Just as I was cracking the turtle man’s wishbone, and making a wish, I saw two pairs of eyes staring at me
from inside a bush. I froze. Leilani noticed and stood up. Two little turtle men jumped out in a panic and ran off into the darkness.
“They babies,” said Leilani.
They looked delicious.
Leftovers
THE NEXT morning I was troubled. What were we going to do with all those leftovers? The problem with turtle man is there’s so much of him. I could make a casserole, if I knew how to make a casserole. Or a sandwich, if I knew that.
As I wolfed down some cold turtle man, I tossed some scraps to the blue jays, who gobbled them. I gave Don a look that said, “So who’s right, you or the blue jays? I’d say the blue jays.”
As we headed upriver, Don got quiet. Whenever someone’s quiet I like to ask him questions, to fill in the silence.
“Don, do you believe in God?”
“Yes, I do.”
“Do you think the turtle man had a soul?”
“I’m not sure.”
“If he had a soul, would he go to Heaven?”
“He probably would.”
I burst out laughing. Turtle man in Heaven. It just made me laugh.

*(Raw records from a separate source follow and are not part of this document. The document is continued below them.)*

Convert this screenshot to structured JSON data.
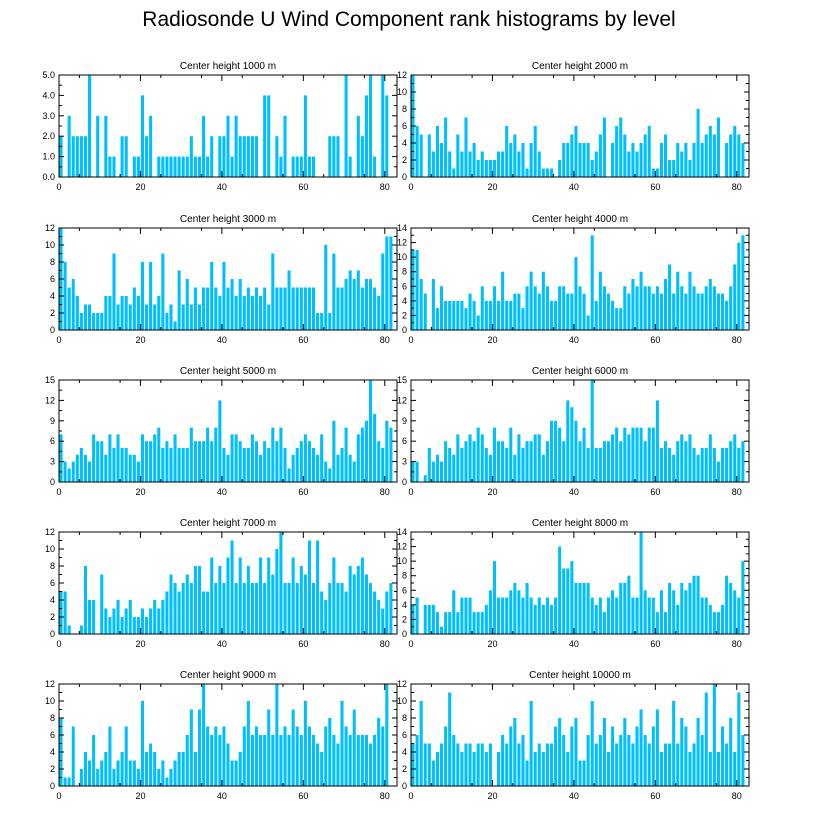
{
  "title": "Radiosonde U Wind Component rank histograms by level",
  "bar_color": "#00bfff",
  "chart_data": [
    {
      "type": "bar",
      "title": "Center height 1000 m",
      "ylim": [
        0,
        5
      ],
      "yticks": [
        "0.0",
        "1.0",
        "2.0",
        "3.0",
        "4.0",
        "5.0"
      ],
      "xticks": [
        "0",
        "20",
        "40",
        "60",
        "80"
      ],
      "values": [
        2,
        0,
        3,
        2,
        2,
        2,
        2,
        5,
        0,
        3,
        0,
        3,
        1,
        1,
        0,
        2,
        2,
        0,
        1,
        1,
        4,
        2,
        3,
        0,
        1,
        1,
        1,
        1,
        1,
        1,
        1,
        1,
        2,
        1,
        1,
        3,
        1,
        2,
        0,
        2,
        2,
        3,
        1,
        3,
        2,
        2,
        2,
        2,
        2,
        0,
        4,
        4,
        0,
        2,
        1,
        3,
        0,
        1,
        1,
        1,
        4,
        1,
        1,
        0,
        0,
        0,
        2,
        2,
        2,
        0,
        5,
        1,
        0,
        3,
        2,
        4,
        5,
        1,
        0,
        5,
        4
      ]
    },
    {
      "type": "bar",
      "title": "Center height 2000 m",
      "ylim": [
        0,
        12
      ],
      "yticks": [
        "0",
        "2",
        "4",
        "6",
        "8",
        "10",
        "12"
      ],
      "xticks": [
        "0",
        "20",
        "40",
        "60",
        "80"
      ],
      "values": [
        12,
        6,
        5,
        0,
        5,
        3,
        6,
        4,
        7,
        3,
        1,
        5,
        3,
        7,
        3,
        4,
        2,
        3,
        2,
        2,
        2,
        3,
        3,
        6,
        4,
        5,
        3,
        4,
        1,
        4,
        6,
        3,
        1,
        1,
        1,
        0,
        2,
        4,
        4,
        5,
        6,
        4,
        4,
        4,
        2,
        3,
        5,
        7,
        0,
        4,
        6,
        7,
        5,
        3,
        4,
        3,
        4,
        5,
        6,
        1,
        1,
        4,
        5,
        2,
        2,
        4,
        3,
        4,
        2,
        4,
        8,
        4,
        5,
        6,
        5,
        7,
        0,
        4,
        5,
        6,
        5,
        4
      ]
    },
    {
      "type": "bar",
      "title": "Center height 3000 m",
      "ylim": [
        0,
        12
      ],
      "yticks": [
        "0",
        "2",
        "4",
        "6",
        "8",
        "10",
        "12"
      ],
      "xticks": [
        "0",
        "20",
        "40",
        "60",
        "80"
      ],
      "values": [
        12,
        8,
        5,
        6,
        4,
        2,
        3,
        3,
        2,
        2,
        2,
        4,
        4,
        9,
        3,
        4,
        4,
        3,
        5,
        4,
        8,
        3,
        8,
        3,
        4,
        9,
        2,
        3,
        1,
        7,
        3,
        6,
        3,
        5,
        3,
        5,
        5,
        8,
        5,
        4,
        8,
        5,
        6,
        4,
        6,
        4,
        5,
        4,
        5,
        4,
        5,
        3,
        9,
        5,
        5,
        5,
        7,
        5,
        5,
        5,
        5,
        5,
        5,
        2,
        2,
        10,
        2,
        9,
        5,
        5,
        6,
        7,
        6,
        7,
        5,
        6,
        6,
        5,
        4,
        9,
        11,
        11
      ]
    },
    {
      "type": "bar",
      "title": "Center height 4000 m",
      "ylim": [
        0,
        14
      ],
      "yticks": [
        "0",
        "2",
        "4",
        "6",
        "8",
        "10",
        "12",
        "14"
      ],
      "xticks": [
        "0",
        "20",
        "40",
        "60",
        "80"
      ],
      "values": [
        11,
        11,
        7,
        5,
        0,
        7,
        3,
        6,
        4,
        4,
        4,
        4,
        4,
        3,
        5,
        4,
        2,
        6,
        4,
        4,
        6,
        4,
        8,
        4,
        4,
        5,
        5,
        3,
        6,
        8,
        6,
        5,
        8,
        6,
        4,
        4,
        6,
        6,
        5,
        5,
        10,
        6,
        5,
        2,
        13,
        4,
        8,
        6,
        5,
        4,
        3,
        3,
        6,
        5,
        7,
        6,
        8,
        6,
        6,
        5,
        6,
        5,
        7,
        9,
        5,
        8,
        6,
        5,
        8,
        6,
        5,
        5,
        6,
        7,
        6,
        5,
        5,
        4,
        6,
        9,
        12,
        13
      ]
    },
    {
      "type": "bar",
      "title": "Center height 5000 m",
      "ylim": [
        0,
        15
      ],
      "yticks": [
        "0",
        "3",
        "6",
        "9",
        "12",
        "15"
      ],
      "xticks": [
        "0",
        "20",
        "40",
        "60",
        "80"
      ],
      "values": [
        7,
        3,
        2,
        3,
        4,
        5,
        4,
        3,
        7,
        6,
        6,
        4,
        7,
        5,
        7,
        5,
        5,
        4,
        4,
        3,
        7,
        6,
        6,
        7,
        8,
        5,
        6,
        5,
        7,
        5,
        5,
        5,
        8,
        6,
        6,
        6,
        8,
        6,
        8,
        12,
        5,
        4,
        7,
        7,
        6,
        5,
        5,
        7,
        6,
        4,
        6,
        5,
        8,
        6,
        8,
        5,
        2,
        4,
        5,
        6,
        7,
        6,
        5,
        4,
        7,
        3,
        2,
        9,
        4,
        5,
        8,
        4,
        3,
        7,
        8,
        9,
        15,
        10,
        6,
        5,
        9,
        8
      ]
    },
    {
      "type": "bar",
      "title": "Center height 6000 m",
      "ylim": [
        0,
        15
      ],
      "yticks": [
        "0",
        "3",
        "6",
        "9",
        "12",
        "15"
      ],
      "xticks": [
        "0",
        "20",
        "40",
        "60",
        "80"
      ],
      "values": [
        3,
        3,
        0,
        1,
        5,
        3,
        4,
        3,
        6,
        5,
        4,
        7,
        5,
        6,
        7,
        6,
        8,
        7,
        5,
        4,
        8,
        6,
        6,
        5,
        8,
        4,
        7,
        5,
        6,
        6,
        7,
        7,
        4,
        6,
        9,
        9,
        8,
        6,
        12,
        11,
        9,
        6,
        8,
        5,
        15,
        5,
        5,
        6,
        6,
        7,
        8,
        6,
        8,
        7,
        8,
        8,
        8,
        6,
        8,
        8,
        12,
        5,
        6,
        5,
        4,
        6,
        7,
        6,
        7,
        5,
        4,
        5,
        5,
        7,
        5,
        3,
        5,
        5,
        6,
        7,
        5,
        6
      ]
    },
    {
      "type": "bar",
      "title": "Center height 7000 m",
      "ylim": [
        0,
        12
      ],
      "yticks": [
        "0",
        "2",
        "4",
        "6",
        "8",
        "10",
        "12"
      ],
      "xticks": [
        "0",
        "20",
        "40",
        "60",
        "80"
      ],
      "values": [
        5,
        5,
        1,
        0,
        0,
        1,
        8,
        4,
        4,
        0,
        7,
        3,
        2,
        3,
        4,
        2,
        3,
        4,
        2,
        2,
        3,
        2,
        3,
        4,
        3,
        4,
        5,
        7,
        6,
        5,
        6,
        7,
        6,
        8,
        8,
        5,
        5,
        9,
        6,
        8,
        6,
        9,
        11,
        6,
        9,
        6,
        8,
        6,
        6,
        9,
        6,
        9,
        7,
        10,
        12,
        6,
        6,
        9,
        6,
        8,
        7,
        11,
        6,
        11,
        5,
        4,
        6,
        9,
        6,
        6,
        5,
        8,
        7,
        8,
        9,
        7,
        6,
        5,
        4,
        3,
        5,
        6
      ]
    },
    {
      "type": "bar",
      "title": "Center height 8000 m",
      "ylim": [
        0,
        14
      ],
      "yticks": [
        "0",
        "2",
        "4",
        "6",
        "8",
        "10",
        "12",
        "14"
      ],
      "xticks": [
        "0",
        "20",
        "40",
        "60",
        "80"
      ],
      "values": [
        4,
        5,
        0,
        4,
        4,
        4,
        3,
        1,
        3,
        3,
        6,
        3,
        5,
        5,
        5,
        3,
        3,
        3,
        4,
        6,
        10,
        5,
        5,
        5,
        6,
        7,
        6,
        5,
        7,
        5,
        4,
        5,
        4,
        5,
        4,
        5,
        12,
        9,
        9,
        10,
        7,
        7,
        7,
        7,
        5,
        4,
        5,
        3,
        5,
        6,
        5,
        7,
        7,
        8,
        5,
        5,
        14,
        6,
        5,
        5,
        3,
        6,
        3,
        7,
        6,
        4,
        7,
        6,
        7,
        8,
        8,
        5,
        5,
        4,
        3,
        3,
        4,
        8,
        7,
        6,
        5,
        10
      ]
    },
    {
      "type": "bar",
      "title": "Center height 9000 m",
      "ylim": [
        0,
        12
      ],
      "yticks": [
        "0",
        "2",
        "4",
        "6",
        "8",
        "10",
        "12"
      ],
      "xticks": [
        "0",
        "20",
        "40",
        "60",
        "80"
      ],
      "values": [
        8,
        1,
        1,
        7,
        0,
        2,
        4,
        3,
        6,
        2,
        3,
        4,
        7,
        2,
        3,
        4,
        7,
        3,
        3,
        2,
        10,
        4,
        5,
        4,
        2,
        3,
        1,
        2,
        3,
        4,
        4,
        6,
        9,
        4,
        9,
        12,
        7,
        6,
        7,
        6,
        7,
        5,
        3,
        3,
        4,
        7,
        10,
        6,
        7,
        6,
        6,
        9,
        6,
        12,
        6,
        7,
        6,
        9,
        7,
        6,
        10,
        7,
        6,
        5,
        4,
        7,
        8,
        6,
        5,
        10,
        7,
        6,
        9,
        6,
        6,
        6,
        5,
        6,
        8,
        7,
        12
      ]
    },
    {
      "type": "bar",
      "title": "Center height 10000 m",
      "ylim": [
        0,
        12
      ],
      "yticks": [
        "0",
        "2",
        "4",
        "6",
        "8",
        "10",
        "12"
      ],
      "xticks": [
        "0",
        "20",
        "40",
        "60",
        "80"
      ],
      "values": [
        5,
        6,
        10,
        5,
        5,
        3,
        4,
        5,
        7,
        11,
        6,
        5,
        4,
        5,
        5,
        4,
        5,
        5,
        4,
        5,
        0,
        4,
        6,
        5,
        7,
        8,
        5,
        6,
        3,
        10,
        4,
        5,
        4,
        5,
        5,
        7,
        8,
        6,
        4,
        7,
        8,
        3,
        3,
        6,
        10,
        5,
        6,
        8,
        4,
        7,
        5,
        6,
        8,
        6,
        5,
        7,
        9,
        6,
        5,
        7,
        9,
        4,
        5,
        5,
        10,
        5,
        8,
        7,
        4,
        5,
        8,
        6,
        11,
        4,
        12,
        4,
        7,
        5,
        8,
        4,
        11,
        6
      ]
    }
  ]
}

That’s when it hit me: laughs. Women love a man who makes them laugh! And what’s the one thing that makes women laugh? Puppets.
Puppets and Pulp
LATER THAT day, as we sailed through a narrow stretch of river, I made a puppet out of a sock. It was actually just a sock, but if you make a funny high voice, it “becomes” a puppet.
“Hey, where’s Leilani?” I said in the high voice. I made the sock turn from side to side, like he was looking around for something. Leilani pulled the puppet off my hand and threw it overboard.